Eating disorders* are relatively common and unfortunately patients who “look well” can have a significant mortality risk. MEED.org.uk have national risk tools to recognise those that would benefit from admission, which fit with our local mental health teams, and agreed by both acute medicine and paediatrics
(*anorexia nervosa, bulimia nervosa, binge eating or avoidant restrictive food intake disorder)
Risk Assessment
RED indicators
Anyone with one or more RED’s is high risk and should be considered for admission MEED
- BMI <13/<70% mBMI
- Recent weight loss >1 kg/week for 2 weeks in an underweight patient
- HR (awake) <40
- Recurrent syncope with standing BP <90 systolic (<0.4th percentile for age) and postural drop >20 mmHg (or increase HR >30 [>35 if <16])
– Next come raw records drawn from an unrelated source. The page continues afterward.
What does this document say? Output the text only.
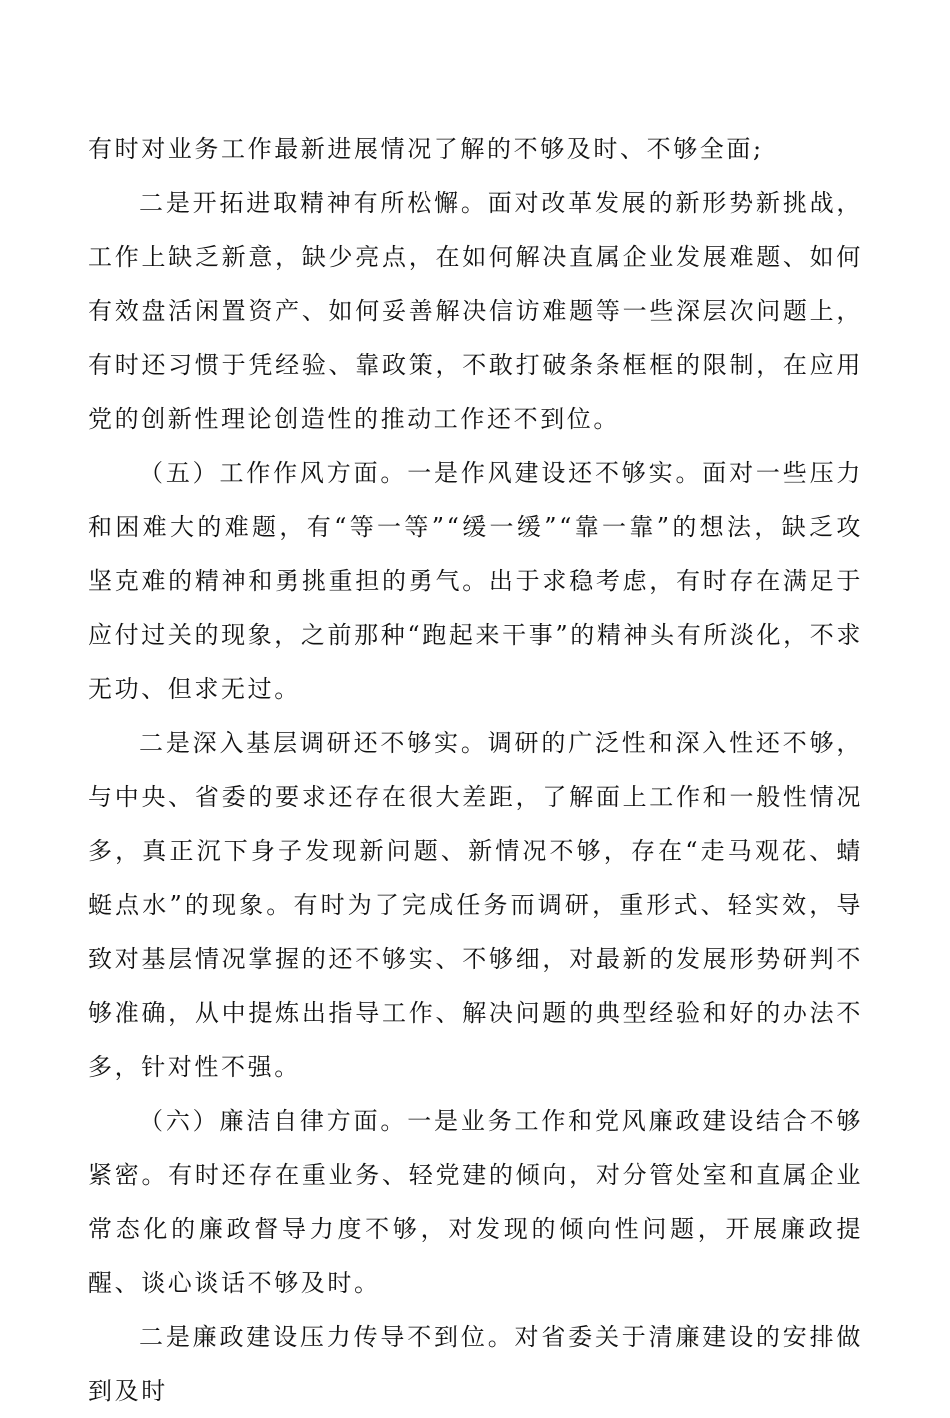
有时对业务工作最新进展情况了解的不够及时、不够全面;

二是开拓进取精神有所松懈。面对改革发展的新形势新挑战，工作上缺乏新意，缺少亮点，在如何解决直属企业发展难题、如何有效盘活闲置资产、如何妥善解决信访难题等一些深层次问题上，有时还习惯于凭经验、靠政策，不敢打破条条框框的限制，在应用党的创新性理论创造性的推动工作还不到位。

（五）工作作风方面。一是作风建设还不够实。面对一些压力和困难大的难题，有“等一等”“缓一缓”“靠一靠”的想法，缺乏攻坚克难的精神和勇挑重担的勇气。出于求稳考虑，有时存在满足于应付过关的现象，之前那种“跑起来干事”的精神头有所淡化，不求无功、但求无过。

二是深入基层调研还不够实。调研的广泛性和深入性还不够，与中央、省委的要求还存在很大差距，了解面上工作和一般性情况多，真正沉下身子发现新问题、新情况不够，存在“走马观花、蜻蜓点水”的现象。有时为了完成任务而调研，重形式、轻实效，导致对基层情况掌握的还不够实、不够细，对最新的发展形势研判不够准确，从中提炼出指导工作、解决问题的典型经验和好的办法不多，针对性不强。

（六）廉洁自律方面。一是业务工作和党风廉政建设结合不够紧密。有时还存在重业务、轻党建的倾向，对分管处室和直属企业常态化的廉政督导力度不够，对发现的倾向性问题，开展廉政提醒、谈心谈话不够及时。

二是廉政建设压力传导不到位。对省委关于清廉建设的安排做到及时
- Fluid refusal or signs of dehydration
- Temperature <35.5°C tympanic/35°C axillary
- Long Qt or other ECG abnormalities
- Low Glu/Na/K/Ca/PO4/Alb
- Low WCC, Hb <10
- Acute food refusal/very low calorie intake per day
- Physical struggles with carers over nutrition
- High levels of uncontrolled exercise (>2 hours/day)
- Daily purging behaviours
- Self-harm
- Moderate–high risk suicidal ideas.